Select Random Sample in Excel, then mark selected samples in Source workbook

The purpose is to randomly select 25 rows (for sampling) from a much larger source population in Excel (in the same workbook). The 25 random rows are to be copied to a new sheet (‘Sample’). Then, in the larger population sheet (‘Population’), a new column (‘Selected’) is to be added at the end and marked with an ‘X’ for each row of the 25 samples selected - to show which were selected out of the larger population.

My question is - what is the most practical way to add a column to the main population sheet marking ‘X’ for each of the 25 that was used - and then add the 25 rows in a new sheet. Which part should be done first?

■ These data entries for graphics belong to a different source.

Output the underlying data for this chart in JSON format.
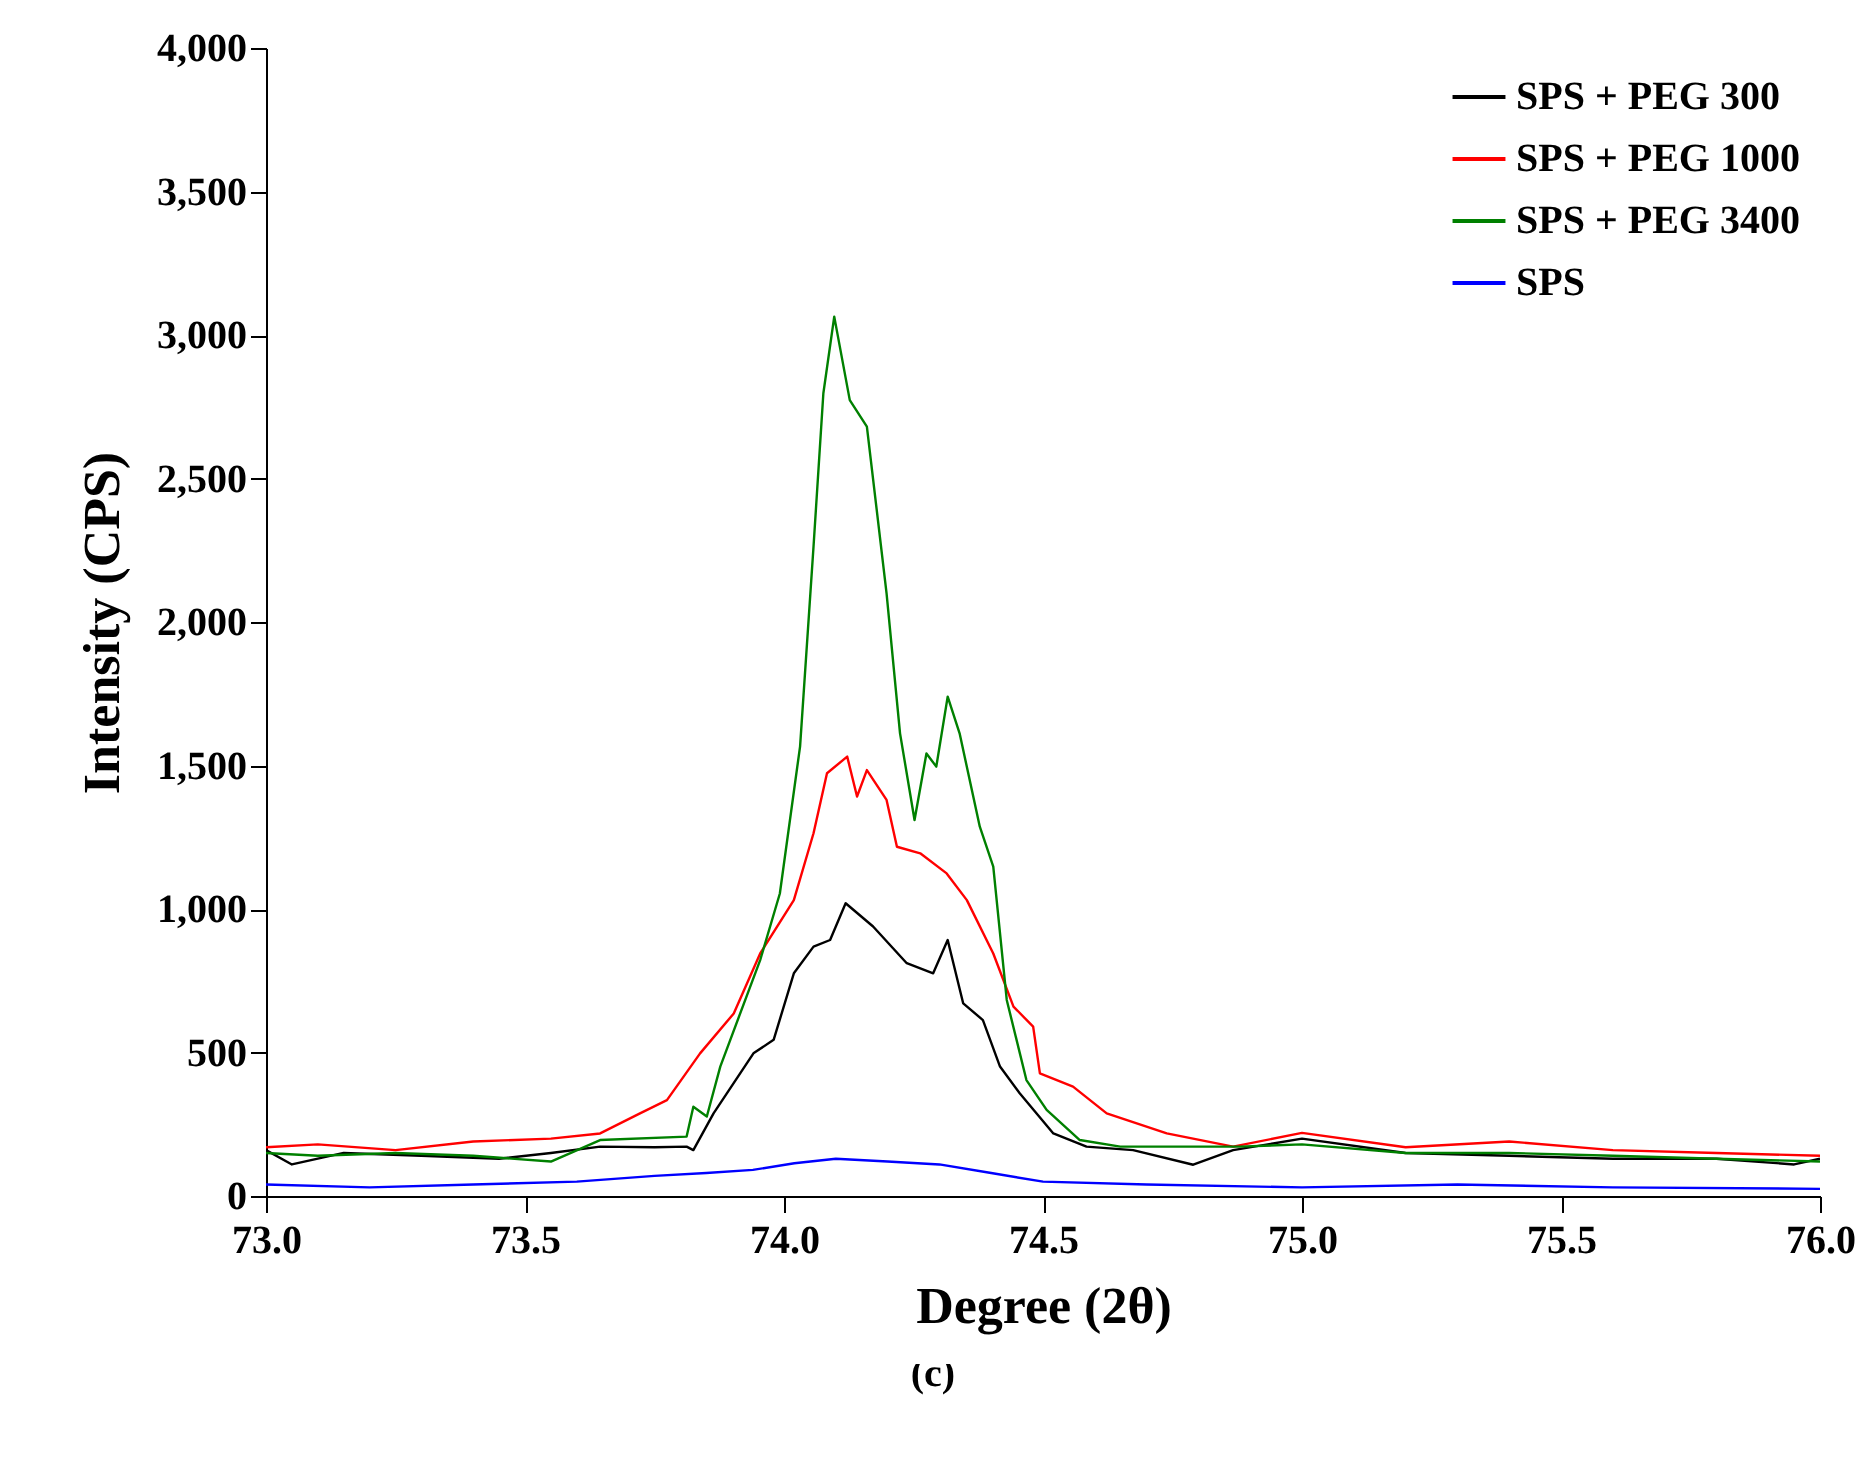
{
  "chart_data": {
    "type": "line",
    "xlabel": "Degree (2θ)",
    "ylabel": "Intensity (CPS)",
    "annotations": [
      "(c)"
    ],
    "xlim": [
      73.0,
      76.0
    ],
    "ylim": [
      0,
      4000
    ],
    "xticks": [
      {
        "value": 73.0,
        "label": "73.0"
      },
      {
        "value": 73.5,
        "label": "73.5"
      },
      {
        "value": 74.0,
        "label": "74.0"
      },
      {
        "value": 74.5,
        "label": "74.5"
      },
      {
        "value": 75.0,
        "label": "75.0"
      },
      {
        "value": 75.5,
        "label": "75.5"
      },
      {
        "value": 76.0,
        "label": "76.0"
      }
    ],
    "yticks": [
      0,
      500,
      {
        "value": 1000,
        "label": "1,000"
      },
      {
        "value": 1500,
        "label": "1,500"
      },
      {
        "value": 2000,
        "label": "2,000"
      },
      {
        "value": 2500,
        "label": "2,500"
      },
      {
        "value": 3000,
        "label": "3,000"
      },
      {
        "value": 3500,
        "label": "3,500"
      },
      {
        "value": 4000,
        "label": "4,000"
      }
    ],
    "grid": false,
    "legend": "top right",
    "marker": "none",
    "line_style": "solid",
    "series": [
      {
        "name": "SPS + PEG   300",
        "color": "#000000",
        "x": [
          73.0,
          73.05,
          73.15,
          73.3,
          73.45,
          73.55,
          73.645,
          73.75,
          73.812,
          73.825,
          73.864,
          73.941,
          73.98,
          74.019,
          74.057,
          74.089,
          74.119,
          74.172,
          74.237,
          74.288,
          74.316,
          74.346,
          74.384,
          74.417,
          74.455,
          74.52,
          74.584,
          74.674,
          74.79,
          74.867,
          75.0,
          75.2,
          75.4,
          75.6,
          75.8,
          75.95,
          76.0
        ],
        "values": [
          160,
          110,
          150,
          140,
          130,
          150,
          172,
          170,
          172,
          160,
          288,
          497,
          544,
          776,
          869,
          892,
          1020,
          939,
          811,
          776,
          892,
          671,
          613,
          451,
          358,
          218,
          172,
          160,
          109,
          160,
          200,
          150,
          140,
          130,
          130,
          110,
          130
        ]
      },
      {
        "name": "SPS + PEG 1000",
        "color": "#ff0000",
        "x": [
          73.0,
          73.1,
          73.25,
          73.4,
          73.55,
          73.645,
          73.722,
          73.774,
          73.838,
          73.903,
          73.954,
          74.019,
          74.057,
          74.083,
          74.122,
          74.141,
          74.16,
          74.198,
          74.218,
          74.263,
          74.314,
          74.353,
          74.404,
          74.443,
          74.481,
          74.494,
          74.558,
          74.623,
          74.739,
          74.867,
          75.0,
          75.2,
          75.4,
          75.6,
          75.8,
          76.0
        ],
        "values": [
          170,
          180,
          160,
          190,
          200,
          218,
          288,
          334,
          497,
          636,
          845,
          1031,
          1264,
          1473,
          1531,
          1392,
          1484,
          1380,
          1217,
          1194,
          1124,
          1031,
          845,
          660,
          590,
          427,
          381,
          288,
          218,
          172,
          220,
          170,
          190,
          160,
          150,
          140
        ]
      },
      {
        "name": "SPS + PEG 3400",
        "color": "#008000",
        "x": [
          73.0,
          73.1,
          73.25,
          73.4,
          73.55,
          73.645,
          73.812,
          73.825,
          73.851,
          73.877,
          73.954,
          73.992,
          74.031,
          74.057,
          74.076,
          74.097,
          74.127,
          74.16,
          74.198,
          74.224,
          74.252,
          74.275,
          74.294,
          74.316,
          74.339,
          74.378,
          74.404,
          74.43,
          74.468,
          74.507,
          74.571,
          74.649,
          74.739,
          74.88,
          75.0,
          75.2,
          75.4,
          75.6,
          75.8,
          76.0
        ],
        "values": [
          150,
          140,
          150,
          140,
          120,
          195,
          207,
          311,
          277,
          451,
          822,
          1054,
          1566,
          2263,
          2797,
          3064,
          2773,
          2681,
          2100,
          1612,
          1310,
          1542,
          1496,
          1740,
          1612,
          1287,
          1148,
          683,
          404,
          300,
          195,
          172,
          172,
          172,
          180,
          150,
          150,
          140,
          130,
          120
        ]
      },
      {
        "name": "SPS",
        "color": "#0000ff",
        "x": [
          73.0,
          73.2,
          73.4,
          73.6,
          73.75,
          73.85,
          73.94,
          74.02,
          74.1,
          74.2,
          74.3,
          74.4,
          74.5,
          74.7,
          75.0,
          75.3,
          75.6,
          76.0
        ],
        "values": [
          40,
          30,
          40,
          50,
          70,
          80,
          91,
          114,
          130,
          120,
          110,
          80,
          50,
          40,
          30,
          40,
          30,
          25
        ]
      }
    ]
  }
}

The attached .xlsx file shows the process so it is clearer. Let me know if you have any questions. Thanks so much in advance!

Sample Selection Example.xlsx (83.3 KB)

High level approach below :

  1. Use Random Number Generator activity to generate Random numbers from 1 to (excel row count -25 )
  2. In your data table , select those rows based on row number range generated above and copy into temporary data table e.g. if randome number is 100 ,you copy rows having index from 100 to 124
  3. Copy temp data table to other sheet using write range
  4. For updating source excel you can use add column in excel scope or just keep it all in memory I e. Update data table with new column, set value X and perform write range to write again.
    Approach would depend on how many rows are present in the excel. You wouldn’t want to copy entire data table again if there are too many rows

Hi,

Hope the following sample helps you.

arrTargetRowNumbers = Enumerable.Range(0,dt.Rows.Count).OrderBy(Function(i) rnd.NextDouble).Take(25).ToArray()

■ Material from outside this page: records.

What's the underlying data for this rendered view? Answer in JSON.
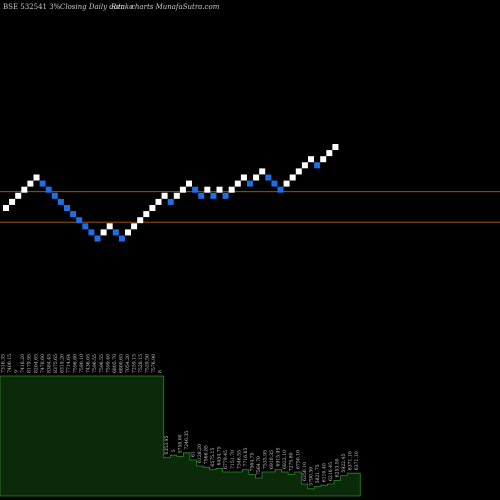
{
  "header": {
    "code": "BSE 532541 3%",
    "description": "Closing Daily data",
    "chart_kind": "Renko",
    "site": "charts MunafaSutra.com"
  },
  "colors": {
    "background": "#000000",
    "up_brick": "#ffffff",
    "down_brick": "#1e6ee6",
    "hline": "#b06010",
    "volume_fill": "#0a2a0a",
    "volume_stroke": "#2a8a2a",
    "label_text": "#cccccc"
  },
  "chart_data": {
    "type": "renko",
    "bricks": [
      {
        "level": 0,
        "dir": "up"
      },
      {
        "level": 1,
        "dir": "up"
      },
      {
        "level": 2,
        "dir": "up"
      },
      {
        "level": 3,
        "dir": "up"
      },
      {
        "level": 4,
        "dir": "up"
      },
      {
        "level": 5,
        "dir": "up"
      },
      {
        "level": 4,
        "dir": "down"
      },
      {
        "level": 3,
        "dir": "down"
      },
      {
        "level": 2,
        "dir": "down"
      },
      {
        "level": 1,
        "dir": "down"
      },
      {
        "level": 0,
        "dir": "down"
      },
      {
        "level": -1,
        "dir": "down"
      },
      {
        "level": -2,
        "dir": "down"
      },
      {
        "level": -3,
        "dir": "down"
      },
      {
        "level": -4,
        "dir": "down"
      },
      {
        "level": -5,
        "dir": "down"
      },
      {
        "level": -4,
        "dir": "up"
      },
      {
        "level": -3,
        "dir": "up"
      },
      {
        "level": -4,
        "dir": "down"
      },
      {
        "level": -5,
        "dir": "down"
      },
      {
        "level": -4,
        "dir": "up"
      },
      {
        "level": -3,
        "dir": "up"
      },
      {
        "level": -2,
        "dir": "up"
      },
      {
        "level": -1,
        "dir": "up"
      },
      {
        "level": 0,
        "dir": "up"
      },
      {
        "level": 1,
        "dir": "up"
      },
      {
        "level": 2,
        "dir": "up"
      },
      {
        "level": 1,
        "dir": "down"
      },
      {
        "level": 2,
        "dir": "up"
      },
      {
        "level": 3,
        "dir": "up"
      },
      {
        "level": 4,
        "dir": "up"
      },
      {
        "level": 3,
        "dir": "down"
      },
      {
        "level": 2,
        "dir": "down"
      },
      {
        "level": 3,
        "dir": "up"
      },
      {
        "level": 2,
        "dir": "down"
      },
      {
        "level": 3,
        "dir": "up"
      },
      {
        "level": 2,
        "dir": "down"
      },
      {
        "level": 3,
        "dir": "up"
      },
      {
        "level": 4,
        "dir": "up"
      },
      {
        "level": 5,
        "dir": "up"
      },
      {
        "level": 4,
        "dir": "down"
      },
      {
        "level": 5,
        "dir": "up"
      },
      {
        "level": 6,
        "dir": "up"
      },
      {
        "level": 5,
        "dir": "down"
      },
      {
        "level": 4,
        "dir": "down"
      },
      {
        "level": 3,
        "dir": "down"
      },
      {
        "level": 4,
        "dir": "up"
      },
      {
        "level": 5,
        "dir": "up"
      },
      {
        "level": 6,
        "dir": "up"
      },
      {
        "level": 7,
        "dir": "up"
      },
      {
        "level": 8,
        "dir": "up"
      },
      {
        "level": 7,
        "dir": "down"
      },
      {
        "level": 8,
        "dir": "up"
      },
      {
        "level": 9,
        "dir": "up"
      },
      {
        "level": 10,
        "dir": "up"
      }
    ],
    "reference_lines_levels": [
      3,
      -2
    ],
    "volume": {
      "labels": [
        "7316.35",
        "7400.15",
        "9",
        "7416.20",
        "8179.95",
        "8204.65",
        "7478.60",
        "8384.45",
        "8375.65",
        "8319.20",
        "7714.64",
        "7596.80",
        "7590.10",
        "7436.05",
        "7596.55",
        "7596.55",
        "7599.40",
        "6805.70",
        "6800.65",
        "7054.20",
        "7259.15",
        "7528.15",
        "7529.50",
        "7576.90",
        "8",
        "6353.95",
        "5",
        "5758.00",
        "7246.35",
        "61",
        "6128.20",
        "7566.85",
        "6575.15",
        "6454.75",
        "6779.45",
        "7151.70",
        "7346.55",
        "7716.65",
        "7564.75",
        "7564.70",
        "7533.95",
        "6910.35",
        "6915.95",
        "6922.10",
        "7275.80",
        "6750.10",
        "6350.10",
        "5790.50",
        "5821.75",
        "6110.40",
        "6216.45",
        "6253.50",
        "5922.45",
        "6371.10",
        "6371.10"
      ],
      "relative_heights": [
        1.0,
        1.0,
        1.0,
        1.0,
        1.0,
        1.0,
        1.0,
        1.0,
        1.0,
        1.0,
        1.0,
        1.0,
        1.0,
        1.0,
        1.0,
        1.0,
        1.0,
        1.0,
        1.0,
        1.0,
        1.0,
        1.0,
        1.0,
        1.0,
        1.0,
        0.32,
        0.34,
        0.33,
        0.36,
        0.3,
        0.25,
        0.24,
        0.22,
        0.23,
        0.2,
        0.2,
        0.2,
        0.22,
        0.18,
        0.15,
        0.2,
        0.2,
        0.22,
        0.2,
        0.18,
        0.2,
        0.1,
        0.06,
        0.08,
        0.09,
        0.1,
        0.13,
        0.17,
        0.19,
        0.19
      ]
    }
  }
}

Sample20230520-1aL.zip (208.9 KB)

Regards.

1 Like

Hi @n.sandel

  1. Read Range (Main Population Sheet) => **dtPopulation**
  2. Assign activity:
  • Variables:
    • **randomIndices** (List(Of Int32)): Enumerable.Range(0, dtPopulation.Rows.Count).OrderBy(Function(i) Guid.NewGuid()).Take(25).ToList()
    • dtSample (DataTable): New DataTable
  1. For Each activity (item: **index** in **randomIndices**)
  • Add Data Row (ArrayRow: **dtPopulation.Rows(index).ItemArray**) to **dtSample**
  1. Add Data Column (ColumnName: “Selected”) to **dtPopulation**
  2. For Each Row activity (row: **row** in **dtPopulation**)
  • If (randomIndices.Contains(row.Table.Rows.IndexOf(row)))
    • Assign activity: row(“Selected”) = “X”
  1. Write Range (Main Population Sheet) => **dtPopulation**
  2. Write Range (New Sheet ‘Sample’) => **dtSample**

Hope it helps!!

Regards,

Thank you! This is amazing. Is there a way to copy over headers from the population sheet to the sample sheet using your method (without excel activities)? They are dynamic and change often. Thanks so much for your help!

Nevermind, checked add headers. Got it, thank you!

This topic was automatically closed 3 days after the last reply. New replies are no longer allowed.